Abstract

IGR J16479–4514 is a supergiant fast X-ray transient (SFXT), a new class of high-mass X-ray binaries, whose number is rapidly growing thanks to the INTEGRAL observations of the Galactic plane. It has been regularly monitored with Swift XRT since 2007 November to study the quiescent emission, the outburst properties, and their recurrence. A new bright outburst, reaching fluxes above 10−9 erg cm−2 s−1, was caught by the Swift BAT. Swift immediately repointed at the target with the narrow-field instruments so that, for the first time, an outburst from an SFXT where a periodicity in the outburst recurrence is unknown could be observed simultaneously in the 0.2-150 keV energy band.
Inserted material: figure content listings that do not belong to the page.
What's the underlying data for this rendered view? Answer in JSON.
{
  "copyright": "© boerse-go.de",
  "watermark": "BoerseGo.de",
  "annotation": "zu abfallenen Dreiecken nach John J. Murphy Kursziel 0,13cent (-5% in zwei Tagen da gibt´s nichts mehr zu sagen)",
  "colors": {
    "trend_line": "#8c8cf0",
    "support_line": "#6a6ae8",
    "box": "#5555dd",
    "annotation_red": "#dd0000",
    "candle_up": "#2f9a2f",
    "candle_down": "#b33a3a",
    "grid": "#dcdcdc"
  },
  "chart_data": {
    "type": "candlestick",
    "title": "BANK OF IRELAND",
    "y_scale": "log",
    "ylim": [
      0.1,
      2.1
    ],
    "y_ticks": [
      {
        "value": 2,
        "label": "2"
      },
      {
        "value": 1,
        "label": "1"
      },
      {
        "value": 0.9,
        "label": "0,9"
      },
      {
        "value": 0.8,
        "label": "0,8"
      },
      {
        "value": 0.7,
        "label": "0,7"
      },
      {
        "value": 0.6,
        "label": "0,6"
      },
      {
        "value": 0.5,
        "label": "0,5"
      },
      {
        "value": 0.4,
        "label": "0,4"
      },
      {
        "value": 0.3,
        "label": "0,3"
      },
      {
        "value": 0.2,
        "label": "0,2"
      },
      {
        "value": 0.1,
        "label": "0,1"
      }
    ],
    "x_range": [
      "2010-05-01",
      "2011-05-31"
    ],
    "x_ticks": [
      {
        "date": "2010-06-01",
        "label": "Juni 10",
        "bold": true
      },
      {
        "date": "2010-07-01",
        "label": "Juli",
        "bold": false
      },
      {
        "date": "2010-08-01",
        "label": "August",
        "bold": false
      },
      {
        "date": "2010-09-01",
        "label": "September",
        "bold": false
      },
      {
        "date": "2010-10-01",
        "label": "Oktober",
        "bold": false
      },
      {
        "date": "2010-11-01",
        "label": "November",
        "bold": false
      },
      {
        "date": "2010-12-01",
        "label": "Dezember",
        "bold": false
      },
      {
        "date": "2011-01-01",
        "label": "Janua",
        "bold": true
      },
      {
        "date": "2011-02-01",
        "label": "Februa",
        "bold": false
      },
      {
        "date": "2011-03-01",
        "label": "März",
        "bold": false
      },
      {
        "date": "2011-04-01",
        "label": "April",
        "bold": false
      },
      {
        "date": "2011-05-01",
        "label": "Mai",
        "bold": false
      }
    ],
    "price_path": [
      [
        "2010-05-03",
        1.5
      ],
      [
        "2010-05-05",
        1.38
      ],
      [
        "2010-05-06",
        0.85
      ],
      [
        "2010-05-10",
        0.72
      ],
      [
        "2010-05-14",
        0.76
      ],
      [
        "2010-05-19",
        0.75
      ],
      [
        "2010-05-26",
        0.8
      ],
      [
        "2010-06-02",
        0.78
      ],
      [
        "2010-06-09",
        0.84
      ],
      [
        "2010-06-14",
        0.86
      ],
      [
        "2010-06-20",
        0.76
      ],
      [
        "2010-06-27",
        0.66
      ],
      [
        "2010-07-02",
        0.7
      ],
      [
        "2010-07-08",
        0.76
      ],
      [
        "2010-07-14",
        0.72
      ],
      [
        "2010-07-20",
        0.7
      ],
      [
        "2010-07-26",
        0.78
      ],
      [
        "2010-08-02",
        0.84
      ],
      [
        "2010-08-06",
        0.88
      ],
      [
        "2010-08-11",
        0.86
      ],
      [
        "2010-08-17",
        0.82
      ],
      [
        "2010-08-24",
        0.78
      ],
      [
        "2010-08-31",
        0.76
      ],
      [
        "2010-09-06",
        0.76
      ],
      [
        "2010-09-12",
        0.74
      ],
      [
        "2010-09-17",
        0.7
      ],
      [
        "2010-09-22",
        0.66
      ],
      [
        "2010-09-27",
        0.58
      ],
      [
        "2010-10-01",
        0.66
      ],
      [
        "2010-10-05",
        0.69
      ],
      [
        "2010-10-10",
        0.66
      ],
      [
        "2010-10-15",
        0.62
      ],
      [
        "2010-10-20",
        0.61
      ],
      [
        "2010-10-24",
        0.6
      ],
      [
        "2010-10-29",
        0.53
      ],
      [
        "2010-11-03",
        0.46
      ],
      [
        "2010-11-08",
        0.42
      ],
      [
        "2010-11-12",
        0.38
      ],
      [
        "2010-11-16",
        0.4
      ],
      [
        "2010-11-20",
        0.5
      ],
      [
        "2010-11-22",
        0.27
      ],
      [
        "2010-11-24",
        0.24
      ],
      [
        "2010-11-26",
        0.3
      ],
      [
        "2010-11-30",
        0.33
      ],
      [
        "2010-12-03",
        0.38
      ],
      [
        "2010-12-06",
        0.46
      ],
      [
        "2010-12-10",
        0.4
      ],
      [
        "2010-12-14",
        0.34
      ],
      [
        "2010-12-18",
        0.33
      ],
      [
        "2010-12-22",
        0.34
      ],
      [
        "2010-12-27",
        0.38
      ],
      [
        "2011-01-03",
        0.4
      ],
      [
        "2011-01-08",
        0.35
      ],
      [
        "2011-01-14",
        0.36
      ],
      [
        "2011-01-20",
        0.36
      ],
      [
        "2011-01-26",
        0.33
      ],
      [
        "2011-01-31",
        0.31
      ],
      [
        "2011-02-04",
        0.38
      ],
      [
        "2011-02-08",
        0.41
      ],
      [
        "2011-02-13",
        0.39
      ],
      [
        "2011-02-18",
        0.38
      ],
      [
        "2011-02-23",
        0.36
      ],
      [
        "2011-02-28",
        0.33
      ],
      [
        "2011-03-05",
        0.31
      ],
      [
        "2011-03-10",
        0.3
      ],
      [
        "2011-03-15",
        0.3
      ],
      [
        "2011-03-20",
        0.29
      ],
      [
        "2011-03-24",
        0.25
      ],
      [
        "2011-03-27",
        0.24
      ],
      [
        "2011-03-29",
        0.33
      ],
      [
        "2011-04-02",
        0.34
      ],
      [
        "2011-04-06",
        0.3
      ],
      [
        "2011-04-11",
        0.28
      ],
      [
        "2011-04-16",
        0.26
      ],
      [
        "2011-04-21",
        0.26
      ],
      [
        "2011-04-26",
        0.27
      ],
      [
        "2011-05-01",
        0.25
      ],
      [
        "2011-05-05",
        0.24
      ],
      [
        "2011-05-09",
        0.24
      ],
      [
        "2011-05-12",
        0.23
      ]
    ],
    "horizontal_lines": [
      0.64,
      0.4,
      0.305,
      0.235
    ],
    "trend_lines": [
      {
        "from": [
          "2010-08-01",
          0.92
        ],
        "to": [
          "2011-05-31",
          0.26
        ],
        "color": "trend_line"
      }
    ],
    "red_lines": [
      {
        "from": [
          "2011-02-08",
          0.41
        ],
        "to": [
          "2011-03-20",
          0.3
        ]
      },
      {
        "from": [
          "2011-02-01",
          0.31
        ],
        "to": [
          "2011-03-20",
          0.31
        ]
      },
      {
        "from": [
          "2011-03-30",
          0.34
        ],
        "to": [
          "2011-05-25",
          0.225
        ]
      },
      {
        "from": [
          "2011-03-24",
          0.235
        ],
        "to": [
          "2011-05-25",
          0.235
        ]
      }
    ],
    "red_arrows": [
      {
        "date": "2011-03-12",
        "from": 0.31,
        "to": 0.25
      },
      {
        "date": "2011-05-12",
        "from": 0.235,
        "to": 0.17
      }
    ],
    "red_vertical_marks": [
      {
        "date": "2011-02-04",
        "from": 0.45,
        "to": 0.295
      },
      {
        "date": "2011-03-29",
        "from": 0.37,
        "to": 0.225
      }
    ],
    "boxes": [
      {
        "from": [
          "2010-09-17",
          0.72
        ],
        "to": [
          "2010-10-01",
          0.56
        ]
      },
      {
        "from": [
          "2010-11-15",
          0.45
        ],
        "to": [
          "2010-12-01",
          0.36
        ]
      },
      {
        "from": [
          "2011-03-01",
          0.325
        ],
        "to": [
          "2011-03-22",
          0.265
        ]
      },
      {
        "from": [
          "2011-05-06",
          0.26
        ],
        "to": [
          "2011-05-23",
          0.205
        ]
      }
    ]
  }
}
The X-ray emission is highly variable and spans almost 4 orders of magnitude in count rate during the Swift XRT observations covering a few days before and after the bright peak. The X-ray spectrum in outburst is hard and highly absorbed. The power-law fit resulted in a photon index of 0.98 ± 0.07, and in an absorbing column density of ~5 × 1022 cm−2. These observations demonstrate that in this source (similarly to what was observed during the 2007 outburst from the periodic SFXT IGR J11215–5952), the accretion phase lasts much longer than a few hours.